The takeaway: Although Intel technically continues to dominate CPU shipments, AMD has been steadily chipping away at that lead for years. As Team Red continues to release more compelling socketed CPUs and game consoles powered by its chips keep shipping, Intel has yet to break free from its ongoing troubles.

According to data from Mercury Research obtained by Tom's Hardware, AMD's desktop CPU market share for the third quarter of 2025 reached a new milestone at 33.6%. The figure represents a 1.4% increase from the previous quarter, a 5.2% year over year gain, and an impressive 10.6% jump compared to the second quarter of 2024. Although Intel maintains a significant lead with 66.4% of the market, that lead has been shrinking steadily over the past decade.

While Intel still sells the most desktop CPUs overall, AMD's Ryzen 9000 series chips have nearly pushed Intel's latest competitor, the Core Ultra 200 lineup, out of sales charts throughout 2025. The Ryzen 9800X3D, TechSpot's current gaming CPU champion, has repeatedly ranked at the top of Amazon US sales charts.

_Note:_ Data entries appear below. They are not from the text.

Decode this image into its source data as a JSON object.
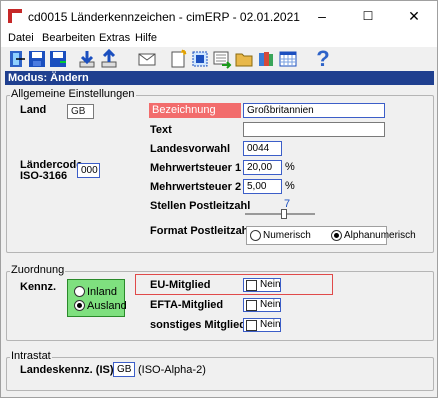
{
  "window": {
    "title": "cd0015 Länderkennzeichen - cimERP - 02.01.2021",
    "minimize": "–",
    "maximize": "☐",
    "close": "✕"
  },
  "menu": {
    "datei": "Datei",
    "bearbeiten": "Bearbeiten",
    "extras": "Extras",
    "hilfe": "Hilfe"
  },
  "toolbar": {
    "help": "?"
  },
  "mode": "Modus: Ändern",
  "allgemein": {
    "legend": "Allgemeine Einstellungen",
    "land_label": "Land",
    "land_value": "GB",
    "laendercode_label1": "Ländercode",
    "laendercode_label2": "ISO-3166",
    "laendercode_value": "000",
    "bezeichnung_label": "Bezeichnung",
    "bezeichnung_value": "Großbritannien",
    "text_label": "Text",
    "text_value": "",
    "vorwahl_label": "Landesvorwahl",
    "vorwahl_value": "0044",
    "mwst1_label": "Mehrwertsteuer 1",
    "mwst1_value": "20,00",
    "mwst1_unit": "%",
    "mwst2_label": "Mehrwertsteuer 2",
    "mwst2_value": "5,00",
    "mwst2_unit": "%",
    "plz_label": "Stellen Postleitzahl",
    "plz_value": "7",
    "format_label": "Format Postleitzahl",
    "format_opt1": "Numerisch",
    "format_opt2": "Alphanumerisch"
  },
  "zuordnung": {
    "legend": "Zuordnung",
    "kennz_label": "Kennz.",
    "inland": "Inland",
    "ausland": "Ausland",
    "eu_label": "EU-Mitglied",
    "eu_value": "Nein",
    "efta_label": "EFTA-Mitglied",
    "efta_value": "Nein",
    "sonst_label": "sonstiges Mitglied",
    "sonst_value": "Nein"
  },
  "intrastat": {
    "legend": "Intrastat",
    "label": "Landeskennz. (IS)",
    "value": "GB",
    "hint": "(ISO-Alpha-2)"
  },
  "colors": {
    "title_bar": "#ffffff",
    "mode_bar": "#1f3f8f",
    "bezeichnung_label_bg": "#f26c6c",
    "kennz_box": "#7fe07f",
    "highlight_border": "#e04a4a"
  }
}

The chip has singlehandedly driven the adoption of 8-core CPUs over 6-core models, and it likely contributed to AMD's recent Steam Survey CPU share growth, which has now surpassed 40%. Intel's three-year-old Raptor Lake processors remain its most popular, likely because the company has yet to respond to AMD's 3D V-cache technology. That could change with upcoming releases.

The client x86 market also observed a milestone from AMD in Q3 2025, as the company's share grew to 25.4%, up 1.5% from the previous quarter and 1.4% compared to the same period last year. Tom's Hardware attributes Intel's decline to 74.6% to supply constraints. Including embedded, IoT, and game console SoCs raises Team Red's client x86 market share to 30.9%, up by roughly 5% over the past year.

AMD even regained some ground in the mobile CPU sector, a rare area where Intel gained market share during the last quarter. Team Blue's below-seasonal shipment levels allowed its rival to rise to 20.6%, up by 1.4% from the second quarter. However, Chipzilla still grew its mobile CPU market share slightly year-over-year.

Team Red also sliced away another 0.5% of Intel's server CPU market share during the latest quarter. Both companies shipped more server chips than last year, but AMD benefited more from an accelerating Epyc Turin ramp.

Notably, overall unit shipments of x86 CPUs in Q3 2025 were flat compared to Q2. This is unusual because back-to-school shopping traditionally drives a seasonal increase, followed by early holiday shopping in September.